К. чуть было не выронил лампу и не сел прямо на пол, так сильно он на мгновение ослабел. Как он, действительно, мог про это забыть, внутренне выругал он сам себя. Построить такие планы, преодолеть недоверчивость Ханса, «подобраться» к нему, как выразилась в тот раз Фрида, хотя она говорила тогда больше о себе – и вдруг про всё это позабыть! Весь разговор с мальчиком, тут же послушно всплыл у него в памяти, будто они разговаривали только что. Получается, К. направился по неверному пути, на который его увлёк своими посулами Герстекер и совсем позабыл, что до этого он планировал заполучить себе в союзники Брунсвика, как главного оппозиционера старосте, и уже с этой ступеньки, усыпив его бдительность, собирался уменьшить расстояние отделявшее К. от матери Ханса. Конечно, совсем не так, как он сегодня сократил это расстояние с её сестрой Матильдой, об этом даже и речи быть не могло, он до сих пор покрывался холодным потом, при одном только воспоминании о том, что он принял её за мать Ханса. Ему нужен был от неё только совет или лучше помощь, а как этого надежнее всего добиться, если не сдружиться с её самыми близкими людьми – мужем и сыном? И теперь он практически упустил этот шанс, обидев Ханса, позабыв, что сам же и договорился о встрече с ним сегодня; он как будто снова услышал весёлый звенящий голос мальчика «Значит до послезавтра!»
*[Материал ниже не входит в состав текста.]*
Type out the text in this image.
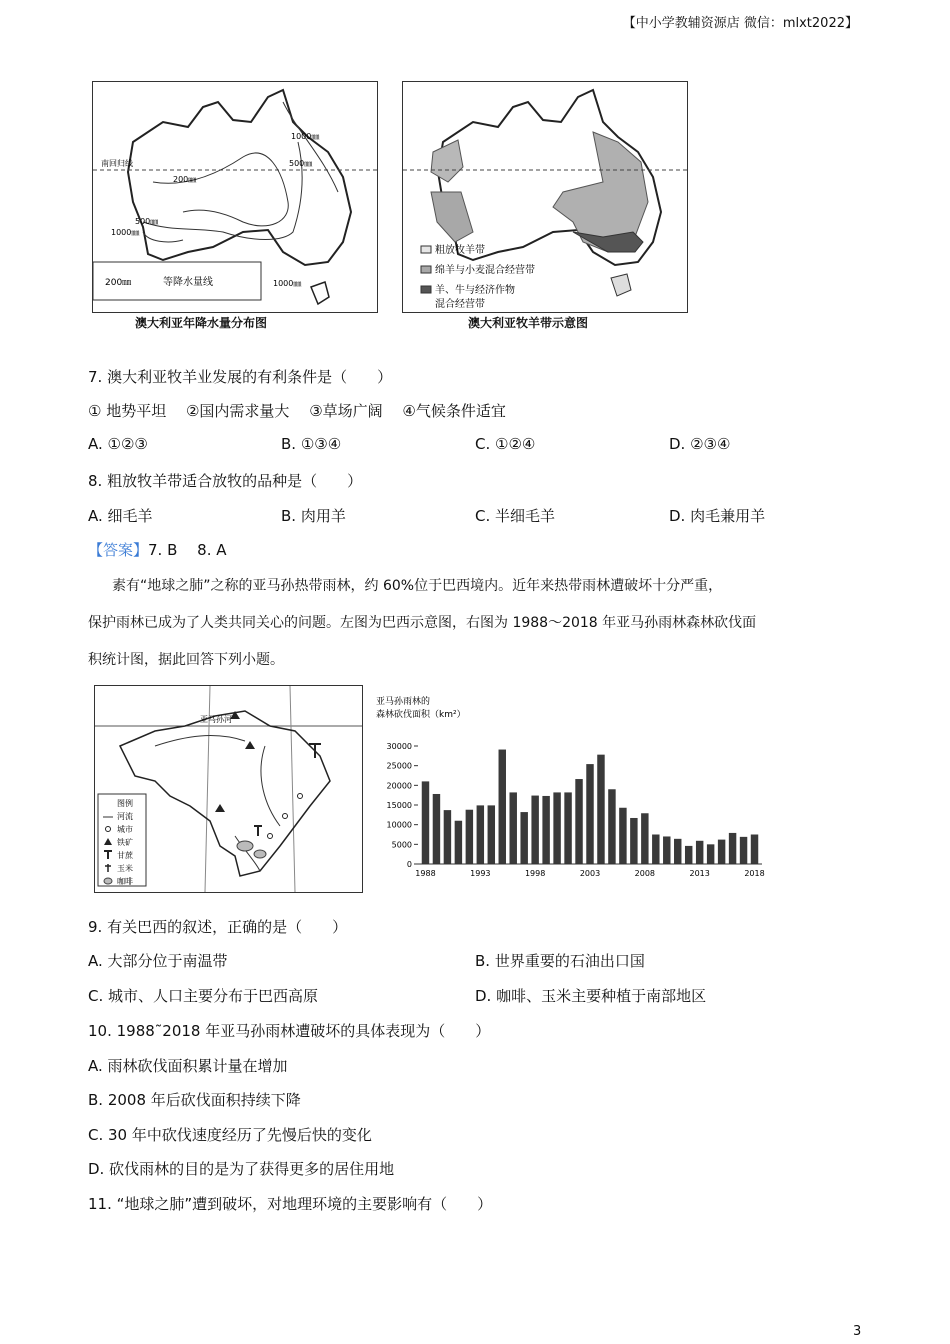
【中小学教辅资源店 微信：mlxt2022】
南回归线
200㎜
1000㎜
500㎜
500㎜
1000㎜
1000㎜
200㎜	等降水量线
澳大利亚年降水量分布图
粗放牧羊带
绵羊与小麦混合经营带
羊、牛与经济作物
混合经营带
澳大利亚牧羊带示意图
7. 澳大利亚牧羊业发展的有利条件是（　　）
① 地势平坦　 ②国内需求量大　 ③草场广阔　 ④气候条件适宜
A. ①②③	B. ①③④	C. ①②④	D. ②③④
8. 粗放牧羊带适合放牧的品种是（　　）
A. 细毛羊	B. 肉用羊	C. 半细毛羊	D. 肉毛兼用羊
【答案】7. B　 8. A
素有“地球之肺”之称的亚马孙热带雨林，约 60%位于巴西境内。近年来热带雨林遭破坏十分严重，
保护雨林已成为了人类共同关心的问题。左图为巴西示意图，右图为 1988～2018 年亚马孙雨林森林砍伐面
积统计图，据此回答下列小题。
亚马孙河
图例
河流
城市
铁矿
甘蔗
玉米
咖啡
亚马孙雨林的
森林砍伐面积（km²）
30000
25000
20000
15000
10000
5000
0
1988	1993	1998	2003	2008	2013	2018
9. 有关巴西的叙述，正确的是（　　）
A. 大部分位于南温带	B. 世界重要的石油出口国
C. 城市、人口主要分布于巴西高原	D. 咖啡、玉米主要种植于南部地区
10. 1988˜2018 年亚马孙雨林遭破坏的具体表现为（　　）
A. 雨林砍伐面积累计量在增加
B. 2008 年后砍伐面积持续下降
C. 30 年中砍伐速度经历了先慢后快的变化
D. 砍伐雨林的目的是为了获得更多的居住用地
11. “地球之肺”遭到破坏，对地理环境的主要影响有（　　）
3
«Погоди, Ханс, погоди, – забормотал он, собираясь с мыслями, – конечно, я ничего не забыл, просто не мог прийти раньше. Меня задержали важные обстоятельства».
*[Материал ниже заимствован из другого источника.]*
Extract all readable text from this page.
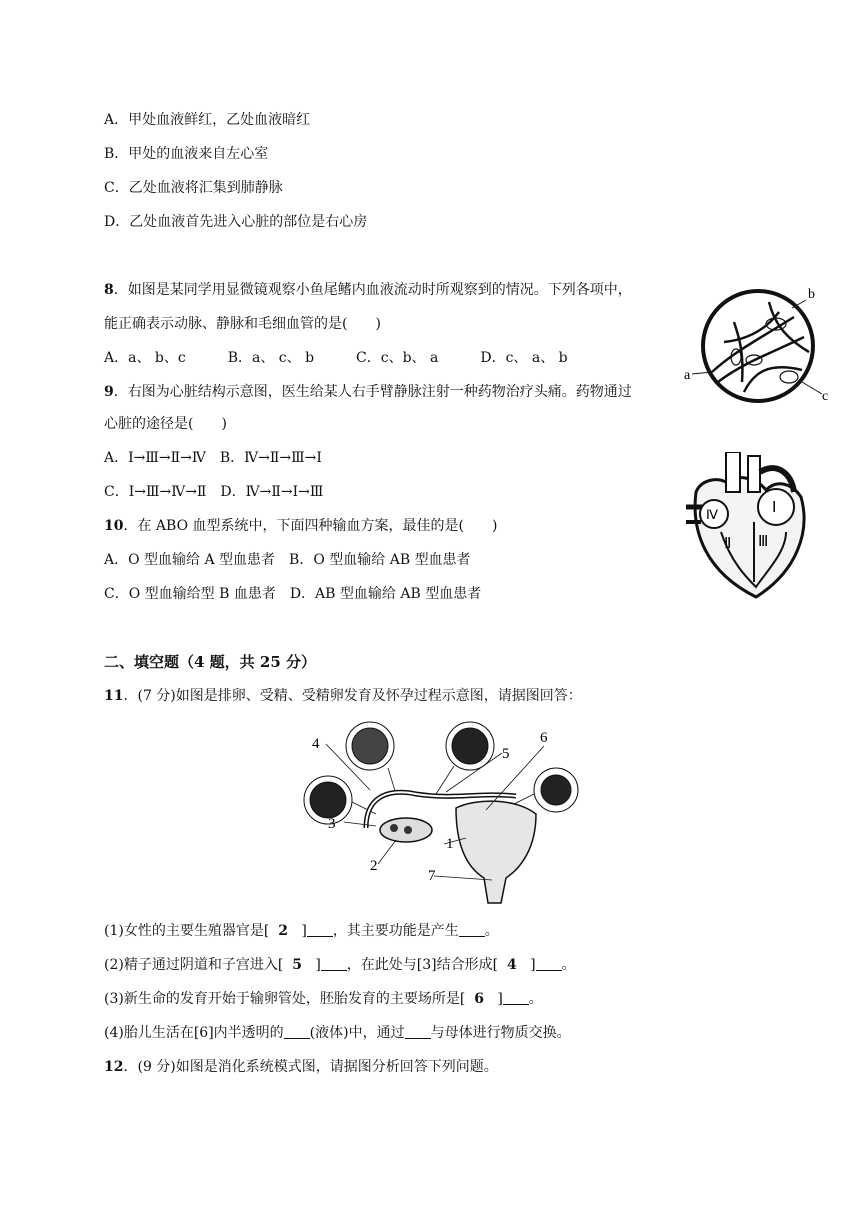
A．甲处血液鲜红，乙处血液暗红
B．甲处的血液来自左心室
C．乙处血液将汇集到肺静脉
D．乙处血液首先进入心脏的部位是右心房
8．如图是某同学用显微镜观察小鱼尾鳍内血液流动时所观察到的情况。下列各项中，
能正确表示动脉、静脉和毛细血管的是(　　)
A．a、 b、c　　　B．a、 c、 b　　　C．c、b、 a　　　D．c、 a、 b
9．右图为心脏结构示意图，医生给某人右手臂静脉注射一种药物治疗头痛。药物通过
心脏的途径是(　　)
A．Ⅰ→Ⅲ→Ⅱ→Ⅳ　B．Ⅳ→Ⅱ→Ⅲ→Ⅰ
C．Ⅰ→Ⅲ→Ⅳ→Ⅱ　D．Ⅳ→Ⅱ→Ⅰ→Ⅲ
10．在 ABO 血型系统中，下面四种输血方案，最佳的是(　　)
A．O 型血输给 A 型血患者　B．O 型血输给 AB 型血患者
C．O 型血输给型 B 血患者　D．AB 型血输给 AB 型血患者
二、填空题（4 题，共 25 分）
11．(7 分)如图是排卵、受精、受精卵发育及怀孕过程示意图，请据图回答：
(1)女性的主要生殖器官是[ 2 ] ，其主要功能是产生 。
(2)精子通过阴道和子宫进入[ 5 ] ，在此处与[3]结合形成[ 4 ] 。
(3)新生命的发育开始于输卵管处，胚胎发育的主要场所是[ 6 ] 。
(4)胎儿生活在[6]内半透明的 (液体)中，通过 与母体进行物质交换。
12．(9 分)如图是消化系统模式图，请据图分析回答下列问题。
a
b
c
Ⅰ
Ⅱ Ⅲ
Ⅳ
1
2
3
4
5
6
7
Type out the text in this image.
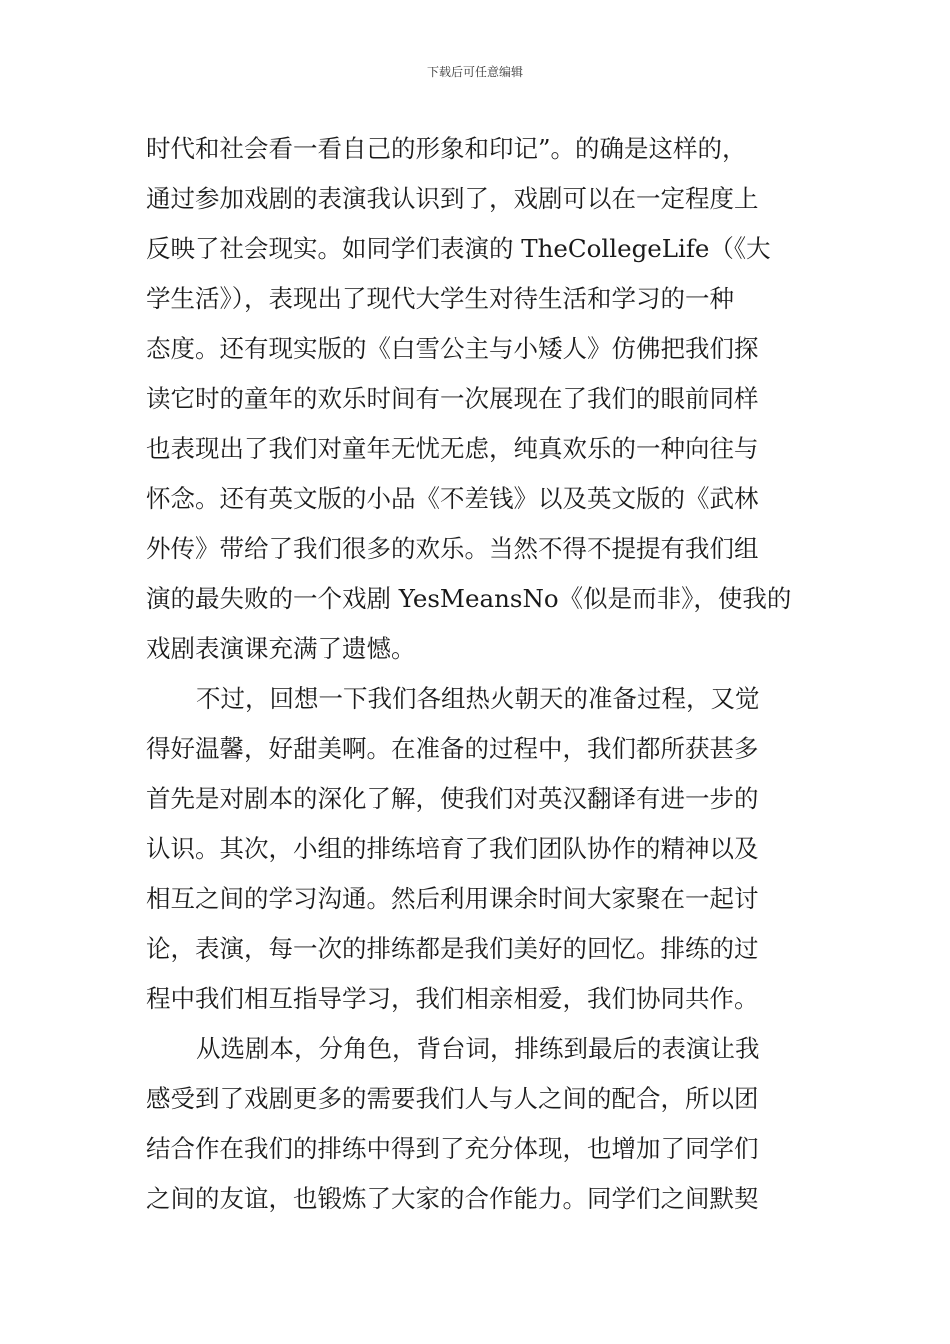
下载后可任意编辑
时代和社会看一看自己的形象和印记”。的确是这样的，
通过参加戏剧的表演我认识到了，戏剧可以在一定程度上
反映了社会现实。如同学们表演的 TheCollegeLife（《大
学生活》），表现出了现代大学生对待生活和学习的一种
态度。还有现实版的《白雪公主与小矮人》仿佛把我们探
读它时的童年的欢乐时间有一次展现在了我们的眼前同样
也表现出了我们对童年无忧无虑，纯真欢乐的一种向往与
怀念。还有英文版的小品《不差钱》以及英文版的《武林
外传》带给了我们很多的欢乐。当然不得不提提有我们组
演的最失败的一个戏剧 YesMeansNo《似是而非》，使我的
戏剧表演课充满了遗憾。
不过，回想一下我们各组热火朝天的准备过程，又觉
得好温馨，好甜美啊。在准备的过程中，我们都所获甚多
首先是对剧本的深化了解，使我们对英汉翻译有进一步的
认识。其次，小组的排练培育了我们团队协作的精神以及
相互之间的学习沟通。然后利用课余时间大家聚在一起讨
论，表演，每一次的排练都是我们美好的回忆。排练的过
程中我们相互指导学习，我们相亲相爱，我们协同共作。
从选剧本，分角色，背台词，排练到最后的表演让我
感受到了戏剧更多的需要我们人与人之间的配合，所以团
结合作在我们的排练中得到了充分体现，也增加了同学们
之间的友谊，也锻炼了大家的合作能力。同学们之间默契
«Но я уже замёрз здесь совсем, пока тебя ждал, – со слезами в голосе сказал мальчик, – сначала я ждал тебя на улице, а потом когда замёрз, вернулся снова сюда. Зал был уже пустой, но печка почти прогорела, а дров больше не было. Потом сюда зашёл обозлённый чем-то Шварцер, он ругался и пинал ногами гимнастические снаряды, вон посмотри сам, – и К. действительно заметил поваленного и лежащего на боку гимнастического коня и разбросанные рядом брусья, – я испугался и спрятался за печку, а потом под ноги ему попалась кошка, – продолжал Ханс, – он чуть было не грохнулся на пол, пихнул её со злобы ногой так, что она отлетела в сторону и выскочил из зала, ругаясь на все лады. Я было подумал, что тебя уже не дождусь, и надо идти домой, но я боялся выходить из-за Шварцера, мне почему-то казалось, что он готов так же пнуть и меня, поэтому сидел здесь и тихонько плакал. Но ты всё-таки пришёл за мной, К.», – и мальчик дружелюбно погладил его по рукаву пальто.
К. облегчённо вздохнул, по счастью, Ханс, несмотря на допущенные К. оплошности, не стал его врагом, и на него по-прежнему можно было рассчитывать. Но фоне всех его неудач, пожалуй, это можно было рассматривать, как одно из редких достижений К. здесь в Деревне.
«Ханс, послушай, – нерешительно начал К., боясь потерять и это достижение и снова обидеть мальчика, – ты не против, если мы останемся здесь ненадолго? Мне надо заколотить досками вон то разбитое окно, чтобы совсем не выстудить гимнастический зал. А ты, если хочешь, можешь даже мне помочь».
Слёзы на глазах Ханса быстро высохли и он даже обрадованно захлопал в ладоши. «Конечно, я помогу тебе, – весело сказал он, – но только, К., давай поторопимся. Если станет совсем поздно, мама начнёт за меня волноваться».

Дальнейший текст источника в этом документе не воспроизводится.